Are you querying a graph? Or just a single vector index?
It's still returning a relevant document from the query
What's the structure of the graph look like?
very simple, very Hamfisted collection of Simple Vector indexes
the query is vanilla, nothing fancy configured on it
response = graph.query(query_string_from_input_widget)
Hmmmm the only thing I can think of off the top of my head is that node is actually the summary of one of the indexes?
That's odd. He is one of 6 people in that index. Strange that he would be the result of the summary. Even so, don't summaries get an embedding?
Yea they don't get an embedding, which is why it doesn't have a score? 🤔
Very strange I agree. Just trying to guess how the score could be none lol
do you mean an interstitial representation of the document?
(done live, not while indexing)
How many source nodes did your query return, out of curiosity?
And by summary, I mean the index_summaries that you passed in when creating the index
OK, one per sub index, at least that makes sense lol
Idk man, this is pretty spooky. Maybe some of the embeddings failed to create? 🤔
What would be a good way to trace a document-id back to the source document. Does the index keep track of where elements of it came from?
This might be likely. maybe it bugged out on doc/docx processing or something?
just saw this in the debugger I built
You can trace back to the ref doc, but this is usually only useful if you assigned the documents useful doc_ids
response.source_nodes[0].node.ref_doc_id
should map it back I think
it gives hash like this 7118a538-ebe6-4aa0-87a9-9d053bdee95f
, but my files might look like bio_sketches/LoganM.pdf
. I assume the reference to the path is thrown away past the data-loading step?
Yeaaa when you load the documents, the doc ID is randomly generated, or you can set it manually to a unique value
Alternatively, you can also set the extra_info dict of each document object with other info that should get passed to the nodes
ah ok, so this would change, perhaps, how the index is constructed. I would, instead of pointing a SimpleDirectoryReader
to the directory , probably be loading in documents one at a time and appending the path data to it by over-riding the document or passing in the extra info. 🤔
The node score can be none when the node is selected based on relationship with another node.
ohh so if a document is chunked
So for example a node with score can have its next node also in the source nodes but with score none.
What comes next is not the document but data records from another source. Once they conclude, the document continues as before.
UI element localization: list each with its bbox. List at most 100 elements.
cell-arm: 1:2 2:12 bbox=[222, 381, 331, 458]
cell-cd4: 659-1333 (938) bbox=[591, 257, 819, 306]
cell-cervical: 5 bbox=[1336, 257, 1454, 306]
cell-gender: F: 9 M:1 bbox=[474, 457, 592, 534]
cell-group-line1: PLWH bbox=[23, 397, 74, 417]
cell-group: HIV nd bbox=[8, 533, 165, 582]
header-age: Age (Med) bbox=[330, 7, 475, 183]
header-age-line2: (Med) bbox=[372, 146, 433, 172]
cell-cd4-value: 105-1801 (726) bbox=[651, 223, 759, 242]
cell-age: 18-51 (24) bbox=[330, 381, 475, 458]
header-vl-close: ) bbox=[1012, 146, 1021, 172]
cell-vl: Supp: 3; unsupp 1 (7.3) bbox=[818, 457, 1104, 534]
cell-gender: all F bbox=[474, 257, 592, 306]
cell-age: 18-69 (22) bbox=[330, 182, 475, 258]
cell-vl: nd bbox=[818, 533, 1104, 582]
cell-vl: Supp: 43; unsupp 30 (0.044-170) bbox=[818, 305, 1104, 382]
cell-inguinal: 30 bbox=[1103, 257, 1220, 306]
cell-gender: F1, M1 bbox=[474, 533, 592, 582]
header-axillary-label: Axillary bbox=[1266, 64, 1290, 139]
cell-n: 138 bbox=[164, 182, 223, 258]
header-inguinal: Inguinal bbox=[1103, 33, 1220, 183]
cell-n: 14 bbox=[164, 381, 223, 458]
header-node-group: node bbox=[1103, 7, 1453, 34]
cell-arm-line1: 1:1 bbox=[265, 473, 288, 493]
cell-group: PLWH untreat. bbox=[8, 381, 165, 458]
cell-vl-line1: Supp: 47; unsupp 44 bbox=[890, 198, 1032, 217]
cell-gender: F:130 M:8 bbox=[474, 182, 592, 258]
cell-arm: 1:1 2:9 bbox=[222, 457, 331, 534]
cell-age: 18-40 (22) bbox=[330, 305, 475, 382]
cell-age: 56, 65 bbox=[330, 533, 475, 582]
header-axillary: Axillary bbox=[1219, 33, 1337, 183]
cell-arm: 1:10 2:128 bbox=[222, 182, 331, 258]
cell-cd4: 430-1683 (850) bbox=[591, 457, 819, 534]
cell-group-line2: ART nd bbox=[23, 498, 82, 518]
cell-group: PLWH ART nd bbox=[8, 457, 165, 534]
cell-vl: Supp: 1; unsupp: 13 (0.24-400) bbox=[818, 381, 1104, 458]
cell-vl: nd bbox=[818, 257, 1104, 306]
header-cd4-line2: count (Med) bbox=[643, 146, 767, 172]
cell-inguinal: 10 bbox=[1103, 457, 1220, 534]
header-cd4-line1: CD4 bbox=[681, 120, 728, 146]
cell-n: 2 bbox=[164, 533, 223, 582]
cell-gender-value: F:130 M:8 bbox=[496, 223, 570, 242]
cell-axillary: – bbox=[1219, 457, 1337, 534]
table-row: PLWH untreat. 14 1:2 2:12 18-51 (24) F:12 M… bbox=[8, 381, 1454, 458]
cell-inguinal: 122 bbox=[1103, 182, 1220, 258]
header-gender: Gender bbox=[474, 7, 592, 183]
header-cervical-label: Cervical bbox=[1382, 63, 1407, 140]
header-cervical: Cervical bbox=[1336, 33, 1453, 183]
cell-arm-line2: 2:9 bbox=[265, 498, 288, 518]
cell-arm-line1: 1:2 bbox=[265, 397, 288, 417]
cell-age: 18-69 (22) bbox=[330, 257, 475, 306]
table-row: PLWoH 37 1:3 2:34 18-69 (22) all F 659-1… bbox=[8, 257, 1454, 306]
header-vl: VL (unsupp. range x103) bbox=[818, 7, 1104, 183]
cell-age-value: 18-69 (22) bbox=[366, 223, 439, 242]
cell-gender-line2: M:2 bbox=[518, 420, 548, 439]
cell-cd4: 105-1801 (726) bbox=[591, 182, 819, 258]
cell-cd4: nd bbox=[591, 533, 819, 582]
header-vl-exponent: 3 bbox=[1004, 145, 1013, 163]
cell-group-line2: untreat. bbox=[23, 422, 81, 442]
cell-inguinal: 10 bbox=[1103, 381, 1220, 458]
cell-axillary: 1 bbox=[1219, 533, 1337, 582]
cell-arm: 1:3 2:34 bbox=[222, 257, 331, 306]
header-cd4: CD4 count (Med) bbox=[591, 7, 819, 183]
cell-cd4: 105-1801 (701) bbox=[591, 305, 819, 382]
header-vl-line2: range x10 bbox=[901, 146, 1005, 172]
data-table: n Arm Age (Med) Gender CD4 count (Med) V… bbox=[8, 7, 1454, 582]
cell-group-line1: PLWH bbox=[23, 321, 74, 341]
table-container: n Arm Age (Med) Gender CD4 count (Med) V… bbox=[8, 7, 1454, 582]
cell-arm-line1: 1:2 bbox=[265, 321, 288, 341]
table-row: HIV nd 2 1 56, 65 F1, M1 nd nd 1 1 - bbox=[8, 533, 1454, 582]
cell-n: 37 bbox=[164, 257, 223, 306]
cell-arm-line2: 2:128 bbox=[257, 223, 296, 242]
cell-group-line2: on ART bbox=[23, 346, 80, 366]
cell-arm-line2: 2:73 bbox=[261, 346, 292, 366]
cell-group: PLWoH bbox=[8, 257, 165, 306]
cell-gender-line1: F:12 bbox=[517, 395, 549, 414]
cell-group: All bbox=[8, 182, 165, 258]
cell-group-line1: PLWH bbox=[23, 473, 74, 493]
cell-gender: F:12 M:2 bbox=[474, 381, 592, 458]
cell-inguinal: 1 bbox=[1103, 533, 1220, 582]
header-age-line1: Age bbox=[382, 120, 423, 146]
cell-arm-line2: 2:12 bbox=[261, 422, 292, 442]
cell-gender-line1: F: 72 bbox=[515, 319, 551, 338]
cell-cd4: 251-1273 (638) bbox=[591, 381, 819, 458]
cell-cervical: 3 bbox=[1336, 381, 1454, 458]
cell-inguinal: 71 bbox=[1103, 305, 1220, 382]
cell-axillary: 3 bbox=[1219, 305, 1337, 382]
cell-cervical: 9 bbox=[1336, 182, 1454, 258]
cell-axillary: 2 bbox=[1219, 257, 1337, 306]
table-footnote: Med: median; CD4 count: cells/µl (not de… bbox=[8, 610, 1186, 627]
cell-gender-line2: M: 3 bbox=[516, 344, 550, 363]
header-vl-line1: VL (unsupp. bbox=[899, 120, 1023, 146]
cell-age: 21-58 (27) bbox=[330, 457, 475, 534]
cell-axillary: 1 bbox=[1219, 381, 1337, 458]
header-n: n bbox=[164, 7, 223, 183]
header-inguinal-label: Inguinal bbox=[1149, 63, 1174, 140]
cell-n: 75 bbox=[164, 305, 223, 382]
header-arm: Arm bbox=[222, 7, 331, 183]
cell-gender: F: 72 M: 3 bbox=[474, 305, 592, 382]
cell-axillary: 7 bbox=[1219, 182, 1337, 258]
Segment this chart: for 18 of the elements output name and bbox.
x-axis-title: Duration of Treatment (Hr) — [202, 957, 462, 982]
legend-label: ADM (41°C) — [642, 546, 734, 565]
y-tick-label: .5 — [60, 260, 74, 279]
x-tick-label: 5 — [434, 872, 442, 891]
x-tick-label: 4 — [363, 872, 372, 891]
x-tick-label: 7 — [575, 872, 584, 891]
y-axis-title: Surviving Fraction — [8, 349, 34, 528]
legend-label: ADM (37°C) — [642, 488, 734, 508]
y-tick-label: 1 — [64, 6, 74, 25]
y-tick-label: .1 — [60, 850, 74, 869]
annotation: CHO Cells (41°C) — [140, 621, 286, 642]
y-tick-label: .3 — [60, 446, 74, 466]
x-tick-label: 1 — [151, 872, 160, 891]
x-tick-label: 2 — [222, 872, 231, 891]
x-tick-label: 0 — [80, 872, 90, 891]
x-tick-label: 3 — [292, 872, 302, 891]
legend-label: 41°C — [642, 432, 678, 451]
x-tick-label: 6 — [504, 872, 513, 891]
This next node might not have the embedding score but it’s being queries because it’s related to the node that has the score
that is a good explanation
I hope that is what’s happening in your case
You can confirm by looking at the next and previous relationship of the nodes that have source nodes
the None
nodes have None
for their ref doc
@BioHacker to no avail. But thank you for the suggestion. I never knew about prev_node_id
and next_node_id
useful to be able to reference that
Something potentially wrong with those nodes. Easiest way to deal with this is to set similar_cutoff att in the query call. It can also be done by calling the node post processor to eliminate these none nodes before query takes place.
@BioHacker yeah, I was considering that too. I was considering re-indexing everything as a first step. Just to get the document source name into the index nodes. And to try a few other things. Including doing bespoke doc/docx processing.